Na análise das estrofes que compõem o corpo da cantiga, percebeu-se que os pronomes

demonstrativos, principalmente os neutros, exercem a função de fazer remissão a porções

anteriores do texto, resumindo-as e criando novos objetos de discurso. Essa estratégia

demonstrou-se muito produtiva na organização da informação e na progressão tópica do texto.
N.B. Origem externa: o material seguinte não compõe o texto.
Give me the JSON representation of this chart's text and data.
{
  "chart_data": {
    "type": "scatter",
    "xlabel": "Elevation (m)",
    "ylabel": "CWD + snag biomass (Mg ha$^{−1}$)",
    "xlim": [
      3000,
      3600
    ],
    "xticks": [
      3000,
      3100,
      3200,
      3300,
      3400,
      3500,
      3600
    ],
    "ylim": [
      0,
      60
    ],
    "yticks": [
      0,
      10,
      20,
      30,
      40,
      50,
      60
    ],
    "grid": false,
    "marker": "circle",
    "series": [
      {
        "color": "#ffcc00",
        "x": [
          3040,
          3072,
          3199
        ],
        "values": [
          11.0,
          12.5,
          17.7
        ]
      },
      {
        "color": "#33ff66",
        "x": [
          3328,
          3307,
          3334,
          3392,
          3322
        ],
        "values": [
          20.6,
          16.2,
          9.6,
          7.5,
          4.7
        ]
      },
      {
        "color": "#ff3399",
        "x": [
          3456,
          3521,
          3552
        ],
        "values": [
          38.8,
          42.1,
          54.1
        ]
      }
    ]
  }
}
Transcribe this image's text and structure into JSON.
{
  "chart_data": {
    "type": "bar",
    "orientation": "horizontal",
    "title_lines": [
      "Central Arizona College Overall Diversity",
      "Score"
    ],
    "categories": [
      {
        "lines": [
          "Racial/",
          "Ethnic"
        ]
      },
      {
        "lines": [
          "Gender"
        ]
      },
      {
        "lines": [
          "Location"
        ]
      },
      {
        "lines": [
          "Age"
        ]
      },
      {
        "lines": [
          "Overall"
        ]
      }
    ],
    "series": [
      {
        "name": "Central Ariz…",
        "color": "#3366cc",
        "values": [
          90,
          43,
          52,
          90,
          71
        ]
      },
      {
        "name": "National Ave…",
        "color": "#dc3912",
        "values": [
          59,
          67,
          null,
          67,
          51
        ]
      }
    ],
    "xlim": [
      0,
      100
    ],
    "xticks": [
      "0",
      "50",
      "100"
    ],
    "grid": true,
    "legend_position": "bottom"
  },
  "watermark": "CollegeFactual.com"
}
O uso de encapsuladores prospectivos guia o leitor dentro do espaço textual, controlando o foco

de atenção, além de ser importante para a acumulação do significado do texto, pois realiza sua

lexicalização nas orações subsequentes.

O item onde, operando como encapsulador, chamou a atenção por sua

multifuncionalidade. Esse elemento opera na remissão textual, auxilia na organização da

informação e na progressão da narrativa. Na fase do galego-português, ele funciona ora como

pronome relativo, ora como conjunção e outras vezes como articulador discursivo-textual.

Não foi possível esgotar a análise desse corpus, mesmo porque a riqueza das estruturas

encontradas demonstra que há muito mais a ser feito. A intenção maior aqui é divulgar o

cancioneiro religioso afonsino, contribuir para um maior conhecimento do português em sua

fase galego-portuguesa e, ainda, servir como ponto de referência para pesquisas que buscam

estudar a diversidade de recursos por meio dos quais fazemos a referenciação.